Contrefaçon de marque : quelle réparation du préjudice subi
La détermination des dommages et intérêts alloués en réparation du préjudice subi par la victime d’une contrefaçon de marque relève de l’appréciation souveraine des juges.
Il est souvent considéré que la contrefaçon de marque est nécessairement préjudiciable au titulaire de la marque contrefaite. Cela ne signifie toutefois pas qu’il est suffisant de faire la démonstration d’actes de contrefaçons pour obtenir des dommages et intérêts. Un arrêt de la Cour de cassation du 8 juin 2017 (n°15-21.357) vient parfaitement illustrer cette question.

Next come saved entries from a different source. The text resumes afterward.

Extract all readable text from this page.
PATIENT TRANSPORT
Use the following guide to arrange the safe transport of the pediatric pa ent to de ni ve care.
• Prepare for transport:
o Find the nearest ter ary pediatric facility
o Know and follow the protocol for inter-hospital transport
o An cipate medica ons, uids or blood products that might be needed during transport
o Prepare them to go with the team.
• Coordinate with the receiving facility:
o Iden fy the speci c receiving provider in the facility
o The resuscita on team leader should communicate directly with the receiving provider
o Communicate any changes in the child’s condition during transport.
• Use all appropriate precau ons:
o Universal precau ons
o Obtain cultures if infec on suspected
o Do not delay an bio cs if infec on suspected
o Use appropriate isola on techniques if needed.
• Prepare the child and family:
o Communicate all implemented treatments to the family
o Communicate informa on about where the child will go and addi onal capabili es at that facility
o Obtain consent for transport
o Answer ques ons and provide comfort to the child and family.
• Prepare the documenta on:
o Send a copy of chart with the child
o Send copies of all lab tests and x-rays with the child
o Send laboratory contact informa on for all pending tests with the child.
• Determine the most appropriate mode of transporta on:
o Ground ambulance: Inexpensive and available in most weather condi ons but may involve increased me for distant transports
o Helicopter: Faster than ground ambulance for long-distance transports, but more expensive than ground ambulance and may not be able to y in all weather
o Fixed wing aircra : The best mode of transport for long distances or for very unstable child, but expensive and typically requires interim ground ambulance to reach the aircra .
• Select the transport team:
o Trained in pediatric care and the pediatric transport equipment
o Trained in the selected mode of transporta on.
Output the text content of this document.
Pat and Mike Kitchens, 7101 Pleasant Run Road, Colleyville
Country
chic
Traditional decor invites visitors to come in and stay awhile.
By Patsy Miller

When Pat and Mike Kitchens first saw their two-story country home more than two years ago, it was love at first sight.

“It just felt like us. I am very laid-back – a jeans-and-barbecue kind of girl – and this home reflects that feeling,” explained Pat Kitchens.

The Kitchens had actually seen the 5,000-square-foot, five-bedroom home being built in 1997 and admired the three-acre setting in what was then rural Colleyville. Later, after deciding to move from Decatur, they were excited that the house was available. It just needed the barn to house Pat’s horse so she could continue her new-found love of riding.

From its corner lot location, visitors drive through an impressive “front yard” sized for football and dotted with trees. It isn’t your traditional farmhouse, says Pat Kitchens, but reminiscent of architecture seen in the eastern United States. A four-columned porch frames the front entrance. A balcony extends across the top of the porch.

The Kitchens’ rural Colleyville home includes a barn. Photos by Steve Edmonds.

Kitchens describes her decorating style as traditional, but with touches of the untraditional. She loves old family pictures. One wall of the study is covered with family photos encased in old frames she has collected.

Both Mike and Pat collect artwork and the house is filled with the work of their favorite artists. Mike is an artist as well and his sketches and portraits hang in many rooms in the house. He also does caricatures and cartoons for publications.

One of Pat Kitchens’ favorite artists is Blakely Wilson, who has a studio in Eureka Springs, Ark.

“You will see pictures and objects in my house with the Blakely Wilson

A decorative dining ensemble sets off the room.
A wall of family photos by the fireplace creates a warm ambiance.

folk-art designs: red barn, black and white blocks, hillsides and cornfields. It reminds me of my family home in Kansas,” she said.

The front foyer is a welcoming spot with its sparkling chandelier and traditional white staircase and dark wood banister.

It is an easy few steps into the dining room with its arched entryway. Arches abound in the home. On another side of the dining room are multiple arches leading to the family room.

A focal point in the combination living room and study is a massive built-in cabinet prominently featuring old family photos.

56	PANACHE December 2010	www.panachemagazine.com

En l’espèce, la société Cheval Blanc est titulaire de la marque semi-figurative Cheval Blanc depuis 1933, afin de désigner des vins. Elle assigne en 2008 une autre société pour annulation pour déceptivité de deux marques utilisant le terme Cheval Blanc ou reproduisant une tête de cheval, ainsi que pour contrefaçon du fait de l’usage du vocable « Cheval Blanc » dans la dénomination sociale de cette société. Nous n’aborderons ici que la question des dommages et intérêts liés à l’usage dans la dénomination sociale du vocable « Cheval Blanc », seul élément finalement retenu comme portant une atteinte à l’image de marque, à l’issue d’un long processus judiciaire ayant impliqué un précédent arrêt de cassation.
La société Cheval Blanc reprochait à l’arrêt d’appel d’avoir rejeté ses demandes d’expertises et de provisions, ainsi que ses demandes de publication et de dommages et intérêts. Elle soutenait que les actes de contrefaçon lui avaient nécessairement causé un préjudice.
La Cour de cassation rappelle tout d’abord que le préjudice doit être réparé dans son intégralité « sans perte ni profit pour aucune des parties ». Elle rappelle ensuite que l’appréciation des éléments de preuve soumis relève du « pouvoir souverain d’appréciation » de la Cour d’appel. Ce faisant, elle relève que dans le cadre de ce pouvoir, la Cour d’appel a considéré que la société Cheval Banc « ne justifiait d’aucun préjudice spécifique résultant de l’usage du vocable « Cheval Blanc » dans la dénomination sociale » de l’autre société. Elle ne prétendait pas que cet usage aurait permis l’enrichissement du contrefacteur. Enfin, elle ne démontrait pas que le caractère distinctif, la notoriété ou le prestige de sa marque « Cheval Blanc » aurait été affaiblis par l’usage fait par le contrefacteur. Elle a donc pu souverainement considérer que l’interdiction sous astreinte d’utiliser le terme Cheval Blanc dans la dénomination du contrefacteur était suffisante pour « assurer la réparation intégrale du préjudice résultant de la contrefaçon de marque subi par la société Cheval Blanc ».
Si la contrefaçon est considérée comme causant nécessairement un préjudice, encore faut-il donc être en mesure de démontrer l’étendue du préjudice allégué en fonction des demandes de réparation formulées.
Rappelons à cet égard que l’article L. 716-4 du Code de la propriété intellectuelle (modifié en 2014) aborde spécifiquement la question des dommages et intérêts en cas de contrefaçon. Il prévoit deux modes de calculs alternatifs des dommages et intérêts.
Le premier prévoit que la juridiction prend en considération :
– Les conséquences économiques négatives de la contrefaçon, dont le manque à gagner et la perte subis par la partie lésée ;
– Le préjudice moral causé à cette dernière ;
– Les bénéfices réalisés par le contrefacteur, y compris les économies d’investissement intellectuels, matériels et promotionnels retirés de la contrefaçon.
Cet article pose une deuxième méthode, alternative, qui peut être sollicitée par la partie lésée. Il s’agit d’allouer à titre de dommages et intérêts une somme forfaitaire, laquelle serait supérieure au montant des redevances ou droits qui auraient du être payés si le contrefacteur avait demandé l’autorisation d’utiliser le droit auquel il a porté atteinte. Elle peut être complétée par une indemnisation du préjudice moral.
Cet article ne dispense toutefois pas de la nécessité de faire la démonstration du préjudice invoqué et des sommes réclamées à ce titre.